Inconsistent Formatting
Mixing fonts, sizes, or spacing makes the page look uneven. Select the whole works cited page and set a single font and size, then set double spacing. Reset the hanging indent for every entry in one step through the paragraph dialog box.
Missing Elements
Some entries in a works cited list drop the publication date or the publisher even when that information appears on the source. Compare each entry against the source one more time. Add any missing details in the right place in the template.
Alphabetizing Errors
Entries by the same author should appear together. If you spot a later entry by an author who already appears in the list, move that entry into the correct location. For titles that begin with numbers, alphabetize as if the number were spelled out.
Url Formatting Problems
Long URLs can wrap across multiple lines. Let them wrap naturally instead of inserting line breaks yourself. Do not add angle brackets around URLs, and do not include the protocol label such as “https://” unless your instructor requests it.

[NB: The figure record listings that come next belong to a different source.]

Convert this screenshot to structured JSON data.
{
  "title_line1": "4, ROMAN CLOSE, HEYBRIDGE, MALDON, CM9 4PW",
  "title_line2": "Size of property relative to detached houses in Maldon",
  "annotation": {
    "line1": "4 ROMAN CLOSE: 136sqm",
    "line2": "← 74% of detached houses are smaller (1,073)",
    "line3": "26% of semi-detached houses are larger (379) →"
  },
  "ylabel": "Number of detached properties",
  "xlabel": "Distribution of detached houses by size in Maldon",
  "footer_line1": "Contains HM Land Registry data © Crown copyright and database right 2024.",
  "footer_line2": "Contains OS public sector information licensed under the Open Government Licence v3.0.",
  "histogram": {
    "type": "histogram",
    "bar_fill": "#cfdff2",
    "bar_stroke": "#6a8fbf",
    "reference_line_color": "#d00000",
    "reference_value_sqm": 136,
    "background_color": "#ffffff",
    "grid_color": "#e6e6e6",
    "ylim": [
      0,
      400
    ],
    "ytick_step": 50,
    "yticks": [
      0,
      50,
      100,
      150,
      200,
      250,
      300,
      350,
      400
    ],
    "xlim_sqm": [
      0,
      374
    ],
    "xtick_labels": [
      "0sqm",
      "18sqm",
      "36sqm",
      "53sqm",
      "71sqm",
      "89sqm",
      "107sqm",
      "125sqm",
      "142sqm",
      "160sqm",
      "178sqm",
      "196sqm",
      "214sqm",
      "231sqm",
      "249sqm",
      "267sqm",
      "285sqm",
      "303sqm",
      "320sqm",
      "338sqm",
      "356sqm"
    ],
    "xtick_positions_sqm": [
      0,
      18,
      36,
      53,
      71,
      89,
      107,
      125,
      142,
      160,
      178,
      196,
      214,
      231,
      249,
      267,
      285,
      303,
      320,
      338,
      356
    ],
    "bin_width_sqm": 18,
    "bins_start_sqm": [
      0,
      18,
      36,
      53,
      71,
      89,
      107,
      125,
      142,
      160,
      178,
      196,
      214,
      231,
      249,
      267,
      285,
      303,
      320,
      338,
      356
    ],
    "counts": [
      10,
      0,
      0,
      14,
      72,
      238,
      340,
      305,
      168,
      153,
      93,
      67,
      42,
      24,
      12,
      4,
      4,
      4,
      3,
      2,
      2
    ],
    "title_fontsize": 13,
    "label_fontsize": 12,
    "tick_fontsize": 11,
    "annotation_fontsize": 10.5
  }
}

Final Checklist For Your Mla Work Cited Page
At the end of your draft, pause and read across the full works cited page once more. Use this brief checklist during that last pass:
- Every source in the body of the paper appears on the works cited page.

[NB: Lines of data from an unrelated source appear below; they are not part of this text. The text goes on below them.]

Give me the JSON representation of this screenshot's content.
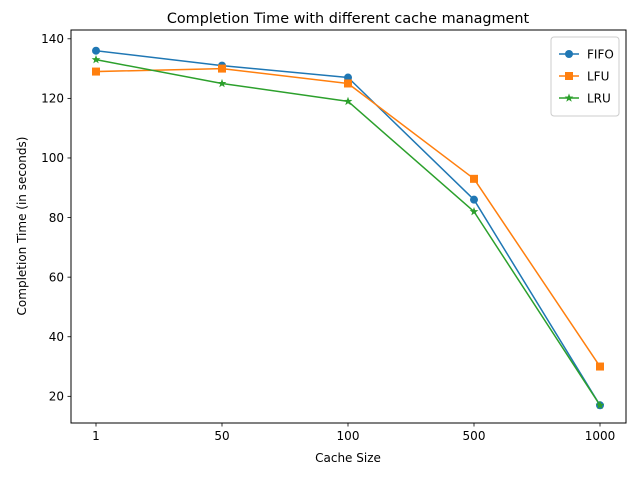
{
  "chart_data": {
    "type": "line",
    "title": "Completion Time with different cache managment",
    "xlabel": "Cache Size",
    "ylabel": "Completion Time (in seconds)",
    "categories": [
      "1",
      "50",
      "100",
      "500",
      "1000"
    ],
    "ylim": [
      11.05,
      142.95
    ],
    "yticks": [
      20,
      40,
      60,
      80,
      100,
      120,
      140
    ],
    "grid": false,
    "legend_position": "top-right",
    "series": [
      {
        "name": "FIFO",
        "color": "#1f77b4",
        "marker": "circle",
        "values": [
          136,
          131,
          127,
          86,
          17
        ]
      },
      {
        "name": "LFU",
        "color": "#ff7f0e",
        "marker": "square",
        "values": [
          129,
          130,
          125,
          93,
          30
        ]
      },
      {
        "name": "LRU",
        "color": "#2ca02c",
        "marker": "star",
        "values": [
          133,
          125,
          119,
          82,
          17
        ]
      }
    ]
  }
}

- Every entry on the works cited page appears at least once in the body of the paper.
- The page uses one-inch margins, double spacing, and a readable 12 point font.
- The title Works Cited appears at the top, centered, with no extra styling.

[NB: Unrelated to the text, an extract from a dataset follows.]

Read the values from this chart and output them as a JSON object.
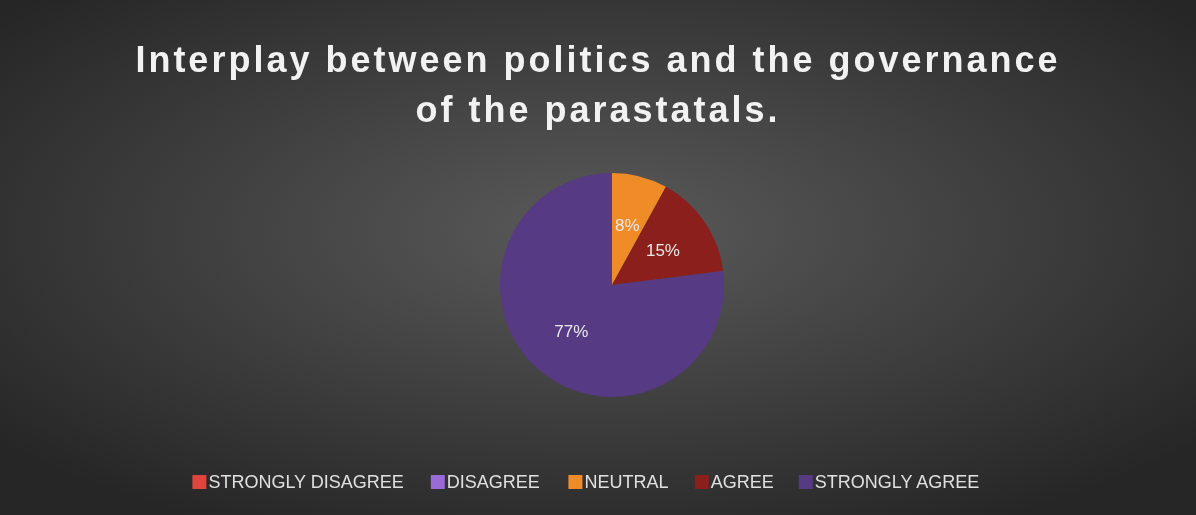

- Entries appear in alphabetical order by author or by title when no author exists.
- Each entry uses a hanging indent set to half an inch.
- Punctuation and capitalization follow MLA patterns for the source type.
Once this checklist matches your page, you can feel confident that you know how to do a mla work cited page that meets current MLA expectations. Along with clear in-text citations, a neat works cited page gives your readers a smooth path back to every source you used.